I messaged her saying: “All the interesting women are in Australia.” She replied: “No, they aren’t. Otherwise I wouldn’t be single, would I?”
Thus began our conversations. First by e-mail, then by the more immediate instant messaging, and finally, by means of a terrific innovation: video conferencing. We bridged a nearly 10,000 mile gap with this technology, and we got along better and better. I invited Deborah to visit me in New Mexico, and I was so excited when she told me that she could make the trip that fall. She arrived at the airport in Albuquerque on Oct. 13, 2007 at 8:30 p.m. (Yes, I remember it, exactly!) and she stayed with me for a month. In many ways, we were peas in a pod. We were both musicians – she in the popular mode, me a classical musician. We had both been educated by the same order of nuns. We were both feminists. And the list went on. At the end of the month, it was clear this was a love match. When she went home to Australia, we were both distraught.
In my naiveté, I thought she could simply come over here and be with me. I had no idea that I could not fill out a form and make that happen. I certainly didn’t know much about our immigration laws, but it never occurred to me that I would be treated any differently than any other American who had fallen in love with someone from another country. You see, I had never felt actual discrimination as a gay person. Sure, I ran into some narrow-minded people from time to time. My attitude was – if you don’t like it – that’s your problem. I had worked in jobs where what you could do was infinitely more important than who you were. As I investigated our options for being together in this country, I came smack up against a bigotry and hatred I had managed to remain ignorant of all my life. “You’ve got to be kidding!” I thought. But there was no kidding around going on here. It was well neigh impossible for us to just “be together” here – in the land of the free.
Deborah had spent her youth writing and playing music. She had not gone to college. A student visa was the only possible visa for her. I asked her if she would want to get a bachelor’s degree. “Why not?” she said.
Our first year together was taken up traveling back and forth to Australia and dealing with being admitted to college here and applying for an F-1 visa. It was very nerve-wracking and very expensive. We should not have needed to do this, of course. I knew it. But all we wanted was to be able to be together. Of course, for many couples in our situation even a student visa would be completely impossible. We stretched every penny to make it work.
She began college in August, 2008. Deborah is a very well, self-educated and traveled woman in her 50s. It has been very challenging for her to be in classes with youngsters. And many of her courses she hates and would never take if it weren’t for the need for this visa. Deborah has basically given up the middle years of her 50′s doing something she would otherwise never do so we can be together. Still, she has been a trooper. She is an A+ student and was awarded the only scholarship given to an international undergraduate at the University of New Mexico.

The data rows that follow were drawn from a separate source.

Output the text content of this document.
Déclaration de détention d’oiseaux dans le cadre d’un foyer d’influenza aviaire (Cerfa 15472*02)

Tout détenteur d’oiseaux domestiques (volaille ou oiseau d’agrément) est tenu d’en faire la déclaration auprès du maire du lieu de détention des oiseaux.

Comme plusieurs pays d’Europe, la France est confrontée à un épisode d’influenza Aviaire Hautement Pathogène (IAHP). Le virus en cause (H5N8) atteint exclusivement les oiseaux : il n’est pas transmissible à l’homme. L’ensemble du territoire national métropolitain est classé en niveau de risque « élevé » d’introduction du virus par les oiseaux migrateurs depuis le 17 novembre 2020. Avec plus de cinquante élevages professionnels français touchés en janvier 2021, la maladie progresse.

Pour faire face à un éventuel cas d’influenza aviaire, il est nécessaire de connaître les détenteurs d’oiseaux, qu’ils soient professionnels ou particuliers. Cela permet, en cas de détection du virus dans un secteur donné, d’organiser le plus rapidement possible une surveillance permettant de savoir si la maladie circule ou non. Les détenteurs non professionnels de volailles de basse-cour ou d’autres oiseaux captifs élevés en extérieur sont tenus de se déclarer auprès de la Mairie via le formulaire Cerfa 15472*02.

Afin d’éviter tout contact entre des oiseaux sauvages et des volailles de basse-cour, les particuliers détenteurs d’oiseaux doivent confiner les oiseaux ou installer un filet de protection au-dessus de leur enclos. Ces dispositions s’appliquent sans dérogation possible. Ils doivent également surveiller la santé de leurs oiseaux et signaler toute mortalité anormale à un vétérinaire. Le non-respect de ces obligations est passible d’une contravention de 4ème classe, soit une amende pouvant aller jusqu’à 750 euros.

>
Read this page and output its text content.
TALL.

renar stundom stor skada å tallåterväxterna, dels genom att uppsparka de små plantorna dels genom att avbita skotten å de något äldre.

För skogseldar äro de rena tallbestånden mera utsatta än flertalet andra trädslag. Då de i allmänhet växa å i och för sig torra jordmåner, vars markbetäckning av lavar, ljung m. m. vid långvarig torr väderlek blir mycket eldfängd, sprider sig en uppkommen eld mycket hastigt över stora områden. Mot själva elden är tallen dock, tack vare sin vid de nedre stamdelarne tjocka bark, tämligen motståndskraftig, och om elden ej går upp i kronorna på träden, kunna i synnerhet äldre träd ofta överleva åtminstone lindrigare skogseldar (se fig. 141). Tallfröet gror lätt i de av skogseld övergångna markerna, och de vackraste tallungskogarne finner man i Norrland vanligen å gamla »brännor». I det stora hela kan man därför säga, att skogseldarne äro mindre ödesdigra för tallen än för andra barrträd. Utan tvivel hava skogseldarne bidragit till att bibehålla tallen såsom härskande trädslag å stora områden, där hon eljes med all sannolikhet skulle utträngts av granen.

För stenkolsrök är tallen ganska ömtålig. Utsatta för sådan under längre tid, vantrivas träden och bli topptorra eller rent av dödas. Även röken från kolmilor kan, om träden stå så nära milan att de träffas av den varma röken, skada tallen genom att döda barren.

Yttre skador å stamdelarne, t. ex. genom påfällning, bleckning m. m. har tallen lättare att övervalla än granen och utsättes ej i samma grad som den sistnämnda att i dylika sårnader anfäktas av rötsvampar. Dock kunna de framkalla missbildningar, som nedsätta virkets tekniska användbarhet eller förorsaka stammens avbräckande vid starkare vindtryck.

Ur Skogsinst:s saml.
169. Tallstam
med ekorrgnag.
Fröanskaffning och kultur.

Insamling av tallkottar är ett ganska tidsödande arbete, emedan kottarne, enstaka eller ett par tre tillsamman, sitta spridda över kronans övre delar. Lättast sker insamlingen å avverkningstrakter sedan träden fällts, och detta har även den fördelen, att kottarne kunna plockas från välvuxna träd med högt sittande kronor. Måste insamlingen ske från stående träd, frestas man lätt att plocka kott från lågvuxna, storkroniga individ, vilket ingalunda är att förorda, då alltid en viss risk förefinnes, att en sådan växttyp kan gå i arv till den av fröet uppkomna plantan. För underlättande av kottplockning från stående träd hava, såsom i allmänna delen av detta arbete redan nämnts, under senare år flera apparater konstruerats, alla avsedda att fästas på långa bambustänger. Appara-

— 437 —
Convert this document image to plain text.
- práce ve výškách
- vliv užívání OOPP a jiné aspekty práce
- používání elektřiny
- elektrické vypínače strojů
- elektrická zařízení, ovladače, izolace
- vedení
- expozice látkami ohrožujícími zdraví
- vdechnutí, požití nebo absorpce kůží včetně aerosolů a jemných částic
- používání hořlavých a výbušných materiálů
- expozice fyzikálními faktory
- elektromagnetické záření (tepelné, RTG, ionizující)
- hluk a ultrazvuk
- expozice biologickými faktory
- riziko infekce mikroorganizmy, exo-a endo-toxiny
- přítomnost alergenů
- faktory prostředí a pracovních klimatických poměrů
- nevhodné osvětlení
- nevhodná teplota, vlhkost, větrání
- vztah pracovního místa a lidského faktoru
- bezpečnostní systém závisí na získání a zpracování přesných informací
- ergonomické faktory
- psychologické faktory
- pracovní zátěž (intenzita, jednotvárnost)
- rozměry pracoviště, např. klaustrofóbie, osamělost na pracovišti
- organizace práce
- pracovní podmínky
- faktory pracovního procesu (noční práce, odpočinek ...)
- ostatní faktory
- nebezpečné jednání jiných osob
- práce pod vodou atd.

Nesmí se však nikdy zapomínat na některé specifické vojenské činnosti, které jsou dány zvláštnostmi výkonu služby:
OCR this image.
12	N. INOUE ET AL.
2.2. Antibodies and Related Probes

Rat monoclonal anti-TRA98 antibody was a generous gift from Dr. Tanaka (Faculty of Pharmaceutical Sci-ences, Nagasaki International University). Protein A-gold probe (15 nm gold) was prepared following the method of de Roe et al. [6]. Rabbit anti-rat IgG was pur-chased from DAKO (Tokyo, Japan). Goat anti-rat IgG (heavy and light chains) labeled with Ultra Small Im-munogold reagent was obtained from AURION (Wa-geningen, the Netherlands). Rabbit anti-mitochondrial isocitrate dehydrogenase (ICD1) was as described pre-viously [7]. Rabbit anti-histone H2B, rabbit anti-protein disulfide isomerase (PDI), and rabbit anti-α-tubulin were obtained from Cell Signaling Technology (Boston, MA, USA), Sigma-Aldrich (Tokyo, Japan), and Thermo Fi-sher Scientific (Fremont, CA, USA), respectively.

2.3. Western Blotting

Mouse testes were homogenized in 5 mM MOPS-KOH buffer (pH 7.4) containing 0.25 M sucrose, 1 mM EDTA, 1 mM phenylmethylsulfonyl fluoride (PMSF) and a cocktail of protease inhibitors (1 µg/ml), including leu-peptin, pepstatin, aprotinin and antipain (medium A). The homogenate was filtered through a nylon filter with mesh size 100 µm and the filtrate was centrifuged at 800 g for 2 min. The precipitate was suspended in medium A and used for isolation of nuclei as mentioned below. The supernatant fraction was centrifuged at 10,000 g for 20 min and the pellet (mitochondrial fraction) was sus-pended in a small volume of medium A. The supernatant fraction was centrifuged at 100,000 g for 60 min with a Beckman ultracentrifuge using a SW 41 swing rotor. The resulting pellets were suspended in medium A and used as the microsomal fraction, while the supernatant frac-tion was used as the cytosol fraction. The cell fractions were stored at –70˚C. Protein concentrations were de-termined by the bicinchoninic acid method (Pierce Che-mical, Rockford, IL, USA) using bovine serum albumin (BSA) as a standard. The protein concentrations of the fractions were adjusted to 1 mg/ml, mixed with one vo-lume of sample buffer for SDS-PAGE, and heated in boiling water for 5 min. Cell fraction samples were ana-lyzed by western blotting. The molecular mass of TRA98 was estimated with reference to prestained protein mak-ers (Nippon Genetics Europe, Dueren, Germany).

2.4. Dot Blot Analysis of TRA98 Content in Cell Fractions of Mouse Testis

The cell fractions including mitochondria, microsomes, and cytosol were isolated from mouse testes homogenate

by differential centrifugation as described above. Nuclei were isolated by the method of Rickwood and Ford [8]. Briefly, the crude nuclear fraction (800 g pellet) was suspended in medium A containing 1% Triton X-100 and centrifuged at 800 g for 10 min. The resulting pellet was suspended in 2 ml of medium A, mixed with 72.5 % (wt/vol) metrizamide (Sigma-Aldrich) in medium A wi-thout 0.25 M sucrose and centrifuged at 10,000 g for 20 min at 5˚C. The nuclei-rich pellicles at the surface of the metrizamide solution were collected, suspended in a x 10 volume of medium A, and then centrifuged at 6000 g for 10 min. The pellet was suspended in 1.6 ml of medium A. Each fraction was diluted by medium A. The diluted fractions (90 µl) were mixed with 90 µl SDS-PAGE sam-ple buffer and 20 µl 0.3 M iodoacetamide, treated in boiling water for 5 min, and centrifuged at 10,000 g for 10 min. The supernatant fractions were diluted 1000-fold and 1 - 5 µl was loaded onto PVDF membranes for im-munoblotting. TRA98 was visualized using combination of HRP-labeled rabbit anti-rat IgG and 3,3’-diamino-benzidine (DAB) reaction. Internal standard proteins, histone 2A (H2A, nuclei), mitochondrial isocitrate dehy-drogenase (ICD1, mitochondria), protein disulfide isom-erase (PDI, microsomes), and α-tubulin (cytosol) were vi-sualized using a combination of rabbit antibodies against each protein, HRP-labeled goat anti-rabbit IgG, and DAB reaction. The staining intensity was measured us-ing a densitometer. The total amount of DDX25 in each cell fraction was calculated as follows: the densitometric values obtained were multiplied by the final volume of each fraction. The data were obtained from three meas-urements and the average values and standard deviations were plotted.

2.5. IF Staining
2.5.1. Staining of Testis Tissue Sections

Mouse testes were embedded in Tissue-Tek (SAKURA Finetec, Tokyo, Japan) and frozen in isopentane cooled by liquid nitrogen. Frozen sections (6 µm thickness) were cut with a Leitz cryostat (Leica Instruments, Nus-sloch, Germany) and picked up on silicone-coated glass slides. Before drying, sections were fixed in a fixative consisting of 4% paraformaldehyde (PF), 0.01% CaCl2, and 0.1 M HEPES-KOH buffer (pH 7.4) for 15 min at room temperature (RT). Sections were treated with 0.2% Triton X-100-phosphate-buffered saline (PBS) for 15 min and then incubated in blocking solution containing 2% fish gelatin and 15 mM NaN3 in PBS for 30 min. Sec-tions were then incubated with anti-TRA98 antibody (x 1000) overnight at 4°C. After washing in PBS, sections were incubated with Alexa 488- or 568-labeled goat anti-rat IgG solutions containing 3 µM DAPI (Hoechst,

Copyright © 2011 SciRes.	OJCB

Having come face to face with the situation of gay people in this country, I applied as soon as I could for a residency visa in Australia. In October of 2011, I was awarded permanent residency in Australia. We knew we were playing for time in this country. If that time runs out, we must move to Australia. If I am forced to leave America, it will be only because of DOMA, the Defense of Marriage Act. I am not going down without a fight. This is, after all, my country, too.
So, what has this been like? Coming face to face with hatred and bigotry and living with the effects of this anti-gay law every day? Living a life you would not otherwise choose? It has been an emotional and financial disaster. Financially, this situation uses up all “discretionary” funds that I earn. I am glad to be able to pay for it, but it means less money for our future. Emotionally? Just imagine what it is like to live every day in a situation you would never choose wondering if and when it might end and how it will end. Imagine giving up years in your 50s to jump through hoops put in front of you by ignorant, hateful, bigots who passed a law claiming to defend “marriage” while denying us the ability to be secure as as couple. Imagine, pushing 70 years old, as I am, and looking at having to make a new life in another country. This is not just cruel. It is an outrage. Every day that DOMA is allowed to deplete my savings and steal years from me that I will never get back, I am angry. Every day that the President affirms his support for my equality, but does nothing to help us avoid spending tens of thousands of dollars and trapping Deborah in school, I am angry. I know there is a lot I can do to change this situation and I am starting by sharing my story here. I want to be able to sponsor the love of my life for a green card.
With everything against us, we just become more obdurate. We will not be separated. We plan to go to New York – my home town – at Christmas time and get married. We will then file a green card petition and fight DOMA. We are going to dig in our heels and fight for what is right. We know we have the power to make change happen.